Morgenimpuls mit Schwester Katharina

Raus aus den Routinen kommen und mir selbst und meinen Mitmenschen verzeihen

Beim Umsortieren der Stundenbücher denkt Schwester Katharina an die jetzt beginnende Fastenzeit. Alte Routinen raus, etwas Neues beginnen.

Symbolbild Vergebung / © Rawpixel (shutterstock)
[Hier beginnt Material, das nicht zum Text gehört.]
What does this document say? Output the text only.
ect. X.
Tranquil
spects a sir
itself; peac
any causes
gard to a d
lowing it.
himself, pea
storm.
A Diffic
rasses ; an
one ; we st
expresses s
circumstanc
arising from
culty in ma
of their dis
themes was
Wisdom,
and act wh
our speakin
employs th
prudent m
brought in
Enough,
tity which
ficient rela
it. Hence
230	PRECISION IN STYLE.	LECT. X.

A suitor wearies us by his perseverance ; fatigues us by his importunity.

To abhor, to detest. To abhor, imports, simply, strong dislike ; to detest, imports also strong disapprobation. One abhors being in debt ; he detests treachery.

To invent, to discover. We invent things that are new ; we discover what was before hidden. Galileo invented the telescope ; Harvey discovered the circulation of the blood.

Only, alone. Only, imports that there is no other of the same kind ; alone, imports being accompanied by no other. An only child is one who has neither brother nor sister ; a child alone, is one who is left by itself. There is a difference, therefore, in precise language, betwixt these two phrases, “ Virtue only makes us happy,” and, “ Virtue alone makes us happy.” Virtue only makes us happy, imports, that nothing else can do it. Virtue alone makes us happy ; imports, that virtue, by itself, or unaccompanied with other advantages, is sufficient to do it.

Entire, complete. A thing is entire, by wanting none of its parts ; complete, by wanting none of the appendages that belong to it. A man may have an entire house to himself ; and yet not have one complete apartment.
Vorgestern Abend nach der Vesper haben wir unsere Stundenbücher umsortiert, die normalen, also für die Gebetszeiten im Jahreskreis in den Schrank geräumt und die Bücher zur Fasten- und Osterzeit hervorgeholt. Und manche von uns hat im Stillen gedacht: Okay, Buße, Reue, Fasten, Lieder in Moll statt in Dur und kein Halleluja und so weiter. Und dann wurde es kompliziert. Die Hymnen separat, die Psalmen noch mal an anderer Stelle, die Lesungen und der Rest nochmal an einem anderen Ort im Buch. Für unsere brasilianische Mitschwester und unseren Laudesmitbeter war es noch komplizierter. Sie hatten sich jetzt seit Wochen an das alte Buch gewöhnt, die Bändchen und Einlageblätter lagen an der richtigen Stelle und sie konnten routiniert mitbeten und -singen. Ach, und jetzt wieder alles neu und anders. Und es braucht wieder Übung, bis man richtig drin ist.

Wie es uns mit dem neuen Buch für die Fastenzeit ergangen ist, ist es wahrscheinlich auch mit der Fastenzeit selber. Sie kommt einfach und ist jetzt da, ob es mir passt oder nicht. Und das allein ist schon eine gute Chance. Es ist nicht so verkehrt, mal aus den Routinen herauszukommen und etwas anders und neu zu machen. Und diese ersten Tage nach dem Aschermittwoch sind doch solche Tage. Viele von uns haben vielleicht schon eine Idee, was sie in dieser Zeit machen oder auch lassen wollen. Aber es ist noch neu und ungewohnt. Und weil auch diese Fastenzeit in die schon ein Jahr dauernde Corona-Pandemie fällt, ist vielleicht Fasten und Verzichten diesmal nicht der vorrangige Weg, da wir schon auf so vieles verzichten müssen.

Im Moment gefällt mir der Vorschlag von Bischof Bätzing aus Limburg sehr gut. Vielleicht ist in dieser Fastenzeit eher das Verzeihen das richtige Werk. Gegenüber Politikern und Entscheidungsträgern für viele Entscheidungen, die sich hinterher als nicht so richtig erwiesen haben, gegenüber den Arbeitskollegen, die beim Homeoffice nicht so leistungsfähig und in zu kleiner Wohnung unkonzentriert sind, gegenüber denen, die infiziert waren und viele im Umfeld deshalb in Quarantäne mussten und noch so vieles mehr. Und das Verzeihen muss auch mir gegenüber beginnen. Für Mutlosigkeit und Angst, für Gereiztheit und Nervosität, für schlechte Laune und mangelnder Ausgeglichenheit. Raus aus den Routinen kommen und mir selbst und meinen Mitmenschen verzeihen können. Das ist genug Arbeit für die kommende Zeit.